Die Neuauflage des Hamburger Architekturführers bietet – abgesehen von ein paar Hymnen zu viel und ein paar Zahlen zu wenig – ein eben noch handliches, bebildertes Kompendium zu Bauten seit dem Mittelalter

Es war ein Desiderat, insbesondere für jene, die weniger an Innen- als an Außenräumen inte–ressiert sind: Die Neuauflage eines Architekturführers für Hamburg hat Dirk Meyhöfer jetzt vorgelegt. Herausgekommen ist ein 304 Seiten starkes Kompendium, das in Text und Bild die 448 wichtigsten architektonischen Sehenswürdigkeiten im Taschenbuchformat präsentiert.

In sieben Kapiteln, sauber nach Epochen sortiert, weitet der Autor den Blick für stilistische Parallelen. Von der Hauptkirche St. Katharinen bis zu Bauten in der werdenden Hafencity reicht das Spektrum der Gebäude, die in kleinen Bild-Text-Kombinationen gut verdaulich dargeboten werden. Absätze zur Architekturhistorie sowie Porträts von „Architekten der Zeit“ – etwa der einstige Oberbaudirektor Fritz Schumacher, Werner Kallmorgen, Hadi Teherani und andere – wurden zudem zwischen die Kapitel geflochten.

Und wenn auch niemand beurteilen kann, ob wirklich alles erfasst ist, bietet der Band doch etliche Fakten, die man entweder noch nie wusste oder längst vergaß. Man erinnert sich, dass das Rolf-Liebermann-Studio des NDR einst Synagoge war.
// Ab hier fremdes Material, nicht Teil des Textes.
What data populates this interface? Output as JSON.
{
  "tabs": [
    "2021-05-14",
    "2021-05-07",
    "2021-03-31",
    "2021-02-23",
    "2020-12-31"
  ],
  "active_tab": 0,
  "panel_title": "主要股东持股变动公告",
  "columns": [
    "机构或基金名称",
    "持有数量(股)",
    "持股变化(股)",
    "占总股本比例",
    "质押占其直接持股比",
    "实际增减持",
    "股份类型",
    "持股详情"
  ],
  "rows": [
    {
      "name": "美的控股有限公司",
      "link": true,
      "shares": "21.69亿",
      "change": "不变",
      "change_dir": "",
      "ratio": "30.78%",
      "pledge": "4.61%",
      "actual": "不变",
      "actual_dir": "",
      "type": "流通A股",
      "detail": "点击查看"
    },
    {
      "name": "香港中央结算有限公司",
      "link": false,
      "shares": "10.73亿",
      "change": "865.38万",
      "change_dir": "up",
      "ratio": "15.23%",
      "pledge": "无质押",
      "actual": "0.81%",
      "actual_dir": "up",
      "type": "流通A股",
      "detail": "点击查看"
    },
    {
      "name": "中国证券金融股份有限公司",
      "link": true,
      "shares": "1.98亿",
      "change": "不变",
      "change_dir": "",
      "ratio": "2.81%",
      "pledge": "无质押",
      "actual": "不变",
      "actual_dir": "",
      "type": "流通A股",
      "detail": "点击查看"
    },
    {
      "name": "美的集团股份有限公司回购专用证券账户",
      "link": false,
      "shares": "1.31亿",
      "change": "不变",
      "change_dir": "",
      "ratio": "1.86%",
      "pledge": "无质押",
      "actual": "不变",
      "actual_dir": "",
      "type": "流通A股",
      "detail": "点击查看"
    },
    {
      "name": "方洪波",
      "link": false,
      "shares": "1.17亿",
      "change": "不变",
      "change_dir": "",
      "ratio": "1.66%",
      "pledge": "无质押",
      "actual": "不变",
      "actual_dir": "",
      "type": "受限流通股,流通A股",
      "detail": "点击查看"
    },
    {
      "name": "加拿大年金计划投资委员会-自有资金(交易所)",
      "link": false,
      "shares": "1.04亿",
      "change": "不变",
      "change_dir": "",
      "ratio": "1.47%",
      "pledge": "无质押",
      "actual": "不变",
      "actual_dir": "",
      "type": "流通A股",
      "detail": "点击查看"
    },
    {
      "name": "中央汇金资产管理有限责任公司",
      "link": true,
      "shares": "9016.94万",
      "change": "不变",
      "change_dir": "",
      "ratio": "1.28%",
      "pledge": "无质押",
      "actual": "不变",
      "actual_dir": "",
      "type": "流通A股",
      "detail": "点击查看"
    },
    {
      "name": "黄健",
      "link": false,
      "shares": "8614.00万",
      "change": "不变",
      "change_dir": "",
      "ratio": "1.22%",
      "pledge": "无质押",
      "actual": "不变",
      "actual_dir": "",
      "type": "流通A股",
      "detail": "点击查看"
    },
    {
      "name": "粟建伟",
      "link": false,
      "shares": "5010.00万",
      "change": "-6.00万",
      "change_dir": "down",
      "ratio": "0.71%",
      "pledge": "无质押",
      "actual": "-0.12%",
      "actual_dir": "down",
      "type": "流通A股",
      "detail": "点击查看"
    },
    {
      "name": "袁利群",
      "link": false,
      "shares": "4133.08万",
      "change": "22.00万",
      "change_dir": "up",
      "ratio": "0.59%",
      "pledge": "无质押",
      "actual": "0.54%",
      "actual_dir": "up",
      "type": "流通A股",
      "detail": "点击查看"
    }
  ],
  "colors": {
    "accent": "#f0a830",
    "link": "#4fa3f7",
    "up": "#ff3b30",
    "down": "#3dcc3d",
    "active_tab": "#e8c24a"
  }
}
Es fällt einem wieder ein, dass die Alster–ufer nicht immer öffentlicher Grund waren, es wird einem bewusst, welch ein Novum die Schiffsform des von Fritz Höger entworfenen Chile-Hauses war. „Die Sensation des Chile-Hauses“ ist das entsprechende Kapitel überschrieben – ein Titel, der heroischer wirkt, als es nötig wäre.

Auch etliche der übrigen Texte wirken leider recht betulich; allzu oft ist von „liebevoll angelegten Wegen“ oder den „guten alten Kontorhäusern“ die Rede, als fühle sich der Autor verpflichtet, Hamburg zu loben. Sogar zur City Nord findet er schöne Worte: Man spüre, dass dieser Bezirk „seine Daseinsberechtigung hat“, formuliert er kühn.
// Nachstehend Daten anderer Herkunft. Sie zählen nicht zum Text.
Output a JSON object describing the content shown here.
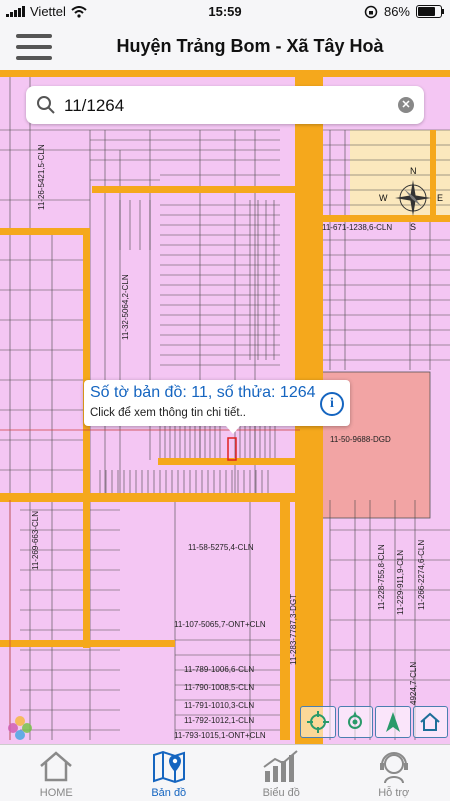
{
  "status_bar": {
    "carrier": "Viettel",
    "time": "15:59",
    "battery": "86%"
  },
  "header": {
    "title": "Huyện Trảng Bom - Xã Tây Hoà"
  },
  "search": {
    "value": "11/1264",
    "placeholder": ""
  },
  "popup": {
    "title": "Số tờ bản đồ: 11, số thửa: 1264",
    "subtitle": "Click để xem thông tin chi tiết.."
  },
  "compass": {
    "n": "N",
    "s": "S",
    "e": "E",
    "w": "W"
  },
  "map_labels": {
    "l1": "11-26-5421,5-CLN",
    "l2": "11-671-1238,6-CLN",
    "l3": "11-32-5064,2-CLN",
    "l4": "11-50-9688-DGD",
    "l5": "11-269-663-CLN",
    "l6": "11-58-5275,4-CLN",
    "l7": "11-107-5065,7-ONT+CLN",
    "l8": "11-283-7787,3-DGT",
    "l9": "11-228-755,8-CLN",
    "l10": "11-229-911,9-CLN",
    "l11": "11-266-2274,6-CLN",
    "l12": "11-789-1006,6-CLN",
    "l13": "11-790-1008,5-CLN",
    "l14": "11-791-1010,3-CLN",
    "l15": "11-792-1012,1-CLN",
    "l16": "11-793-1015,1-ONT+CLN",
    "l17": "4924,7-CLN"
  },
  "tabs": [
    {
      "label": "HOME",
      "icon": "home-icon"
    },
    {
      "label": "Bản đồ",
      "icon": "map-icon"
    },
    {
      "label": "Biểu đồ",
      "icon": "chart-icon"
    },
    {
      "label": "Hỗ trợ",
      "icon": "support-icon"
    }
  ],
  "colors": {
    "road": "#f5a81c",
    "parcel": "#f4c6f3",
    "highlight_parcel": "#f2a4a4",
    "accent": "#1565c0"
  }
}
Auch hätte man eins der dem Nationalsozialismus gewidmeten Kapitel vielleicht nicht mit „Blut und Boden“ überschreiben müssen. Andererseits ist der informative Wert des Kapitels unbestreitbar: Wer weiß schon, dass die Norweger-Siedlungen in Wohldorf und Ohlstedt, germanisch-volkstümelnd, im Auftrag der Nazis errichtet wurden und später ausgebombten Parteifunktionären als Fluchtorte dienten? Recht beflissen wirken allerdings des Autors Beteuerungen, die Nazis hätten baulich eher Erbärmliches hinterlassen.

Doch wenn man davon ab sieht, dass den Texten ein paar Zahlen mehr und ein paar weniger Hymnen gut getan hätten, eignet sich der mit Architekten- und Gebäude-Index versehene Band als Informationsquelle sehr gut.

Als Fauxpas muss man allerdings die Tatsache bezeichnen, dass die 2008 zu eröffnende Elbphilharmonie ebenfalls in Wort und Bild-Animation präsentiert wird und sogar den Weg aufs Buchcover fand. Direkt neben einem Modell vom Hamburg des elften Jahrhunderts. Ein wenig gelungener Versuch, hier eine architektonische Ahnenreihe zu erstellen, hat die quasi entmaterialisierte Glas-Architektur doch wenig gemeinsam mit Konsistenz und Lebensdauer mittelalterlicher Wehrbauten.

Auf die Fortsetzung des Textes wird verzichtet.